While Detweiler investigated the source of the yell, Robbie and Sheila posed with each other. The rest of the bridal party and I waited our turn for pictures, although I waited more happily than most because I kept taking pictures of my own. Around us swarmed a large crowd of well-wishers. Eventually, the guests would be directed to go and sit down at their tables. Meanwhile they were enjoying the beautiful day, the fabulous profusion of flowers in bloom, and the free flowing champagne.

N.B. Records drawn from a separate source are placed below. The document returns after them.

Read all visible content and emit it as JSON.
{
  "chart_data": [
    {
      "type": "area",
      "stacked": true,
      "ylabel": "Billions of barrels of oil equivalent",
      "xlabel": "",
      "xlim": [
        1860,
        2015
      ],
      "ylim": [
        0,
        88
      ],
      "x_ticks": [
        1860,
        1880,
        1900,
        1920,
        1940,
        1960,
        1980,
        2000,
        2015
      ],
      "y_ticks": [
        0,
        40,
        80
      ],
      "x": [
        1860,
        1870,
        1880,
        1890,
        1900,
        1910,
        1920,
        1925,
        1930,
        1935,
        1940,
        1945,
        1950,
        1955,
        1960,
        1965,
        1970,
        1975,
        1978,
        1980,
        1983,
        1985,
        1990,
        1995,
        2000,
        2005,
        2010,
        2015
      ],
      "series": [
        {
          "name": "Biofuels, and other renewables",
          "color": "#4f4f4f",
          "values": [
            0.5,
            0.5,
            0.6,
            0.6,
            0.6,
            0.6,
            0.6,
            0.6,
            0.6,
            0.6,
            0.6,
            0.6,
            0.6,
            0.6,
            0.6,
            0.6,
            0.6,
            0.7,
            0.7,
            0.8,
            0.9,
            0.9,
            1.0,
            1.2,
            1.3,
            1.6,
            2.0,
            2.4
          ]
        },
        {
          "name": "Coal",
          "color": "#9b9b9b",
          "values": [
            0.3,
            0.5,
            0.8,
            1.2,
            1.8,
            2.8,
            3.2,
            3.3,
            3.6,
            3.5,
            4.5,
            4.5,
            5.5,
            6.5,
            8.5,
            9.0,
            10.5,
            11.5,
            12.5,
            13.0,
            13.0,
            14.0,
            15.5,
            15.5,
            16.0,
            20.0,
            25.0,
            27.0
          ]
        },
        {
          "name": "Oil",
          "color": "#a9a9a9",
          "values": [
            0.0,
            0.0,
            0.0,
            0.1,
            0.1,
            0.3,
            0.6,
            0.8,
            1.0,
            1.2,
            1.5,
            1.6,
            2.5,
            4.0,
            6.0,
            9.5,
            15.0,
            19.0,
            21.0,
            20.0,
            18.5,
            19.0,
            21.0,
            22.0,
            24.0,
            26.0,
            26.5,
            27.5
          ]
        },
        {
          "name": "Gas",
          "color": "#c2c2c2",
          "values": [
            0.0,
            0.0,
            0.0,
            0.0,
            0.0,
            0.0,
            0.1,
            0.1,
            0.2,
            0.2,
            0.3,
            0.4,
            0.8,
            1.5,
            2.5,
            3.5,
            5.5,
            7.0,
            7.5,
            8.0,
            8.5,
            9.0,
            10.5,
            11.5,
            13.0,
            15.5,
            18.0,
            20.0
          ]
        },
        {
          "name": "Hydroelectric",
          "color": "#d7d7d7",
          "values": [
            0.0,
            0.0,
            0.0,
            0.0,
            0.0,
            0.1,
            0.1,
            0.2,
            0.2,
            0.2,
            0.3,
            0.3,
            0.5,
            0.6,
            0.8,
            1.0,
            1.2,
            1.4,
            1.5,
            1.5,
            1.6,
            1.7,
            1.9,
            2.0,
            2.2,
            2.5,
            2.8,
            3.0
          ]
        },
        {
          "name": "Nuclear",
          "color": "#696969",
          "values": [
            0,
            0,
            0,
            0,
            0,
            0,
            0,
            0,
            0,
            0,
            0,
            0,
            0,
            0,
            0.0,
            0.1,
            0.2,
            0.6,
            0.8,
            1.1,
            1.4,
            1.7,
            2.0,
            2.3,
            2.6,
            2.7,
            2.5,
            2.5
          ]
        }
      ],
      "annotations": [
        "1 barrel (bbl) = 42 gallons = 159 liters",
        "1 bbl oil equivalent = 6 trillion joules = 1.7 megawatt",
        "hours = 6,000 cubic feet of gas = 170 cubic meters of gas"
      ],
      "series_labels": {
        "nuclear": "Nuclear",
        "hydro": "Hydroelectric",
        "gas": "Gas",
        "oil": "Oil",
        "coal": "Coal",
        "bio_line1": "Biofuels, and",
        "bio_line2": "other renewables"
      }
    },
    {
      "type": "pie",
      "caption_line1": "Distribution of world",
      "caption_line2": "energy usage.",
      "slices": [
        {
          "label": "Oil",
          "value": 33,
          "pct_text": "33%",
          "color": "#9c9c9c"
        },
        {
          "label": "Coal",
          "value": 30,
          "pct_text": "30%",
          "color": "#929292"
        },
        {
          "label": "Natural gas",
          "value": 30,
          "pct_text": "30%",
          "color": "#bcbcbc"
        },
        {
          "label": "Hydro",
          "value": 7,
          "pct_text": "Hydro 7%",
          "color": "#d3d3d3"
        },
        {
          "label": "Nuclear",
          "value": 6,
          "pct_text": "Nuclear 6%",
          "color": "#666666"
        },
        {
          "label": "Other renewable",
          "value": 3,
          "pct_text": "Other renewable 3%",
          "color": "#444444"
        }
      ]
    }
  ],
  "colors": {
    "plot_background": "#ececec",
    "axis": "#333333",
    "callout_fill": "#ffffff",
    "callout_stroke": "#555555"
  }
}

Calvin Vincent had just snapped a picture of Robbie kissing Sheila, when the groom pulled his cell phone out of his pocket. After watching his expression change, I suspected something was seriously amiss. Sheila had been joking with one of her three maids-of-honor, so she didn’t see Robbie as he stared at the text message.
He whispered something in Sheila’s ear and motioned my twelve-year-old daughter Anya to come take her grandmother’s arm. Sheila was still recovering from what we euphemistically called “the shoot-out at the slough.” Her broken collarbone wasn’t completely healed. The blow she’d taken to her head had impacted her balance. Anya’s help in propping up her grandmother was important.
There was yet another reason that Sheila needed support. Sheila had insisted on wearing kitten heels that sank into the lawn with every step. The footwear looked terrific but threw off her balance. Anya noticed her grandmother wobbling around before the ceremony. I was proud of my daughter for realizing that Sheila might never ask for help, but she needed it.
Anya performed her duties as support personnel cheerfully. What a lovely pair they made, my mother-in-law and her late son’s daughter, my child Anya. They shared the same denim blue eyes, the thin build, and the same oval shape to their faces.
I brushed away a tear of joy. Sheila looked over at me and beckoned me to join the photo. Our own relationship had come a long way. My heart filled with love for my mother-in-law. In fact, it’s entirely possible that I jinxed all of us, because I recall thinking, “What an absolutely, positively, perfect day!”
That’s when sirens warbled in the distance.